5.1 Introduction
In the early years of laser development attempts were already made to shorten the pulse duration initially with special emphasis on spectroscopic applications like e.g. pump-probe techniques. With time an increasing demand for ultra-short laser pulses developed from materials processing applications. The discovery of the self-mode-locked (Kerr Lens Modelocking) Ti:sapphire laser was a milestone for making a reliable ultra-short pulse laser technique available (Spence, 1991). Nowadays laser oscillators on solid state basis provide average powers of up to the 100 W range (Sibbett, 2012) allowing laser materials processing. So far, ultra-short pulse laser machining was done mostly with laser systems with additional amplification, especially on the basis of the chirped pulse amplification technique (Strickland and Mourou, 1985). An oscillator-amplifier laser system working on the principles mentioned above was used for the work described in this chapter.

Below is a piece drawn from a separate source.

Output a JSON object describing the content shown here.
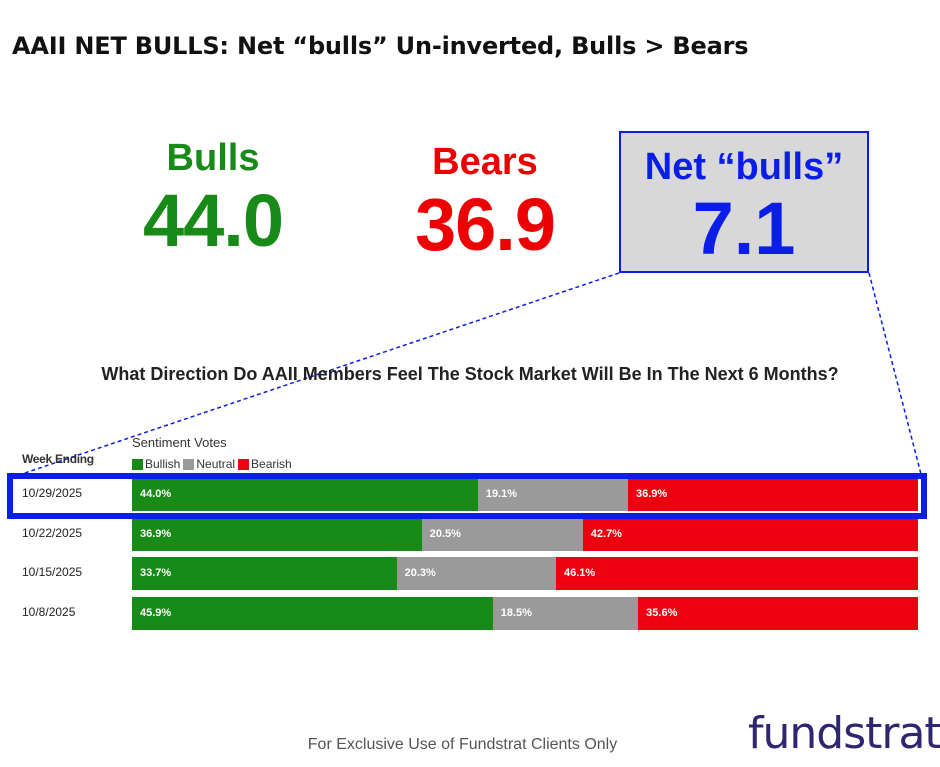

After the pioneering microstructuring studies on polymers applying femtosecond laser pulses (Küper and Stuke, 1987, Srinivasan, 1987) an increasing number of laser materials processing results for different material classes was published. The most relevant advantages of ultra-short laser pulses compared to longer pulse durations, like the reduction of the laser fluence needed to induce ablation and the improvement of the contour sharpness of the laser-generated structures as a result of a reduced heat affected zone, became obvious. Additionally, even transparent dielectric materials (with a negligible linear absorption) can be laser-processed making use of nonlinear optical absorption phenomena caused by high laser intensities. Significant results of a large number of studies on laser-materials interaction with dielectric materials were reviewed by Balling and Schou (2013) and by Gattass and Mazur (2008). It is worth noting that the reduction of the pulse duration leads to a more deterministic and reproducible processing of the material resulting in clean ablation craters even for those dielectrics showing a significantly larger band gap compared to the laser photon energy. A machining precision down to the 10-nm-level was demonstrated (Lenzner, 1999).
For (linearly absorbing) metals, the heat influence on the contour sharpness can be reduced considerably (Chichkov, 1996). A femtosecond laser machining of metals is possible with comparatively low energy densities (fluences) of the order of 0.1 J/cm2 (Krüger and Kautek, 1999).
At present, various applications of femtosecond laser-treated materials showing distinct surface micro- and nanostructures (e.g. micro/nano holes, ripples, cones) have been developed (Bäuerle, 2011). These partly new structures (like sub-wavelength ripples) can be used for changing the wetting behaviour, for colouring of surfaces, sensor and biomedical applications as reviewed by Sugioka and Cheng (2014) and by Vorobyev and Guo (2013).
All processes mentioned above include removal of material either from the bulk sample itself (surface structuring) or of unwanted species from the surface (laser cleaning) or the (chemical) modification of the material. So far, no femtosecond laser process has been reported which fuses two materials with completely different band gap (dielectric material and metal) together. Such a process was introduced by Symietz et al. (Symietz, 2010) and is described here with the aim to produce metallic implants with a bioactive ceramic coating on the surface to accelerate the incorporation time into the living tissue. The experiments were made with an ultra-short oscillator/amplifier laser system with a pulse duration of 30 fs, a single pulse energy of up to 1 mJ at 790 nm centre wavelength and a maximum repetition rate of 1 kHz.